Incremental authorization - Overview
Incremental authorization is an OAuth implementation strategy that allows your app to get a required permission from the user only when it is needed and not upfront. It improves the user experience of your app.
It has the following advantages:
- Your users won’t have to grant permission to the scopes that they don’t have to (i.e., for features that they’re not going to use).
- Your app doesn’t have to repeatedly ask for permissions that are already granted by the user.
For example, let’s say you’re developing an app that integrates with Zoho Mail. When the user signs in, your app only needs to get the user’s basic profile information and also the permission to display the user’s inbox and emails in your app. Later, user may choose to send emails right from your app (which your app supports). Now, your app can request permission from the user to send emails. At this time, the user will be asked only the permission to send emails and not the already granted permissions such as basic profile information and view emails permission.
How it works
Initially, your app would have got the basic permissions that are needed upfront. Later on, when your app needs to ask for further permissions from the user, follow these steps.

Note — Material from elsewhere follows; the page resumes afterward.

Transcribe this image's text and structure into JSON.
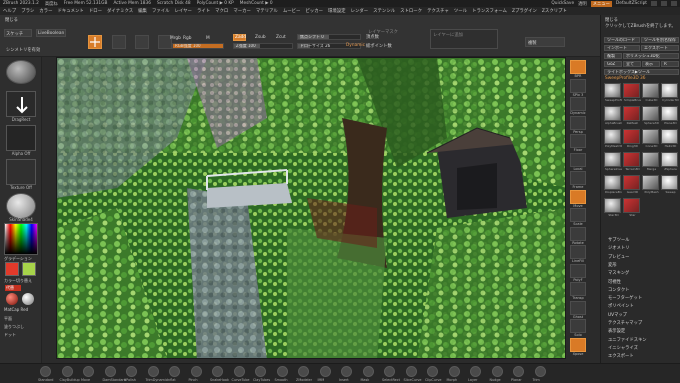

- Get a scope enhancement token from Zoho by making a POST request to the oauth/v2/token/scopeenhance endpoint. You will also need to send a refresh token as a parameter. See API reference
- Make a scope enhancement request to the oauth/v2/token/addextrascope endpoint with the scope enhancement token. You will need to include what additional scopes are needed. See API reference
User will be prompted with the consent screen asking for the newly required permissions. If the user approves, the refresh token (sent in step 1) and its associated access tokens will be appended with the additional scopes, and a success response will be returned.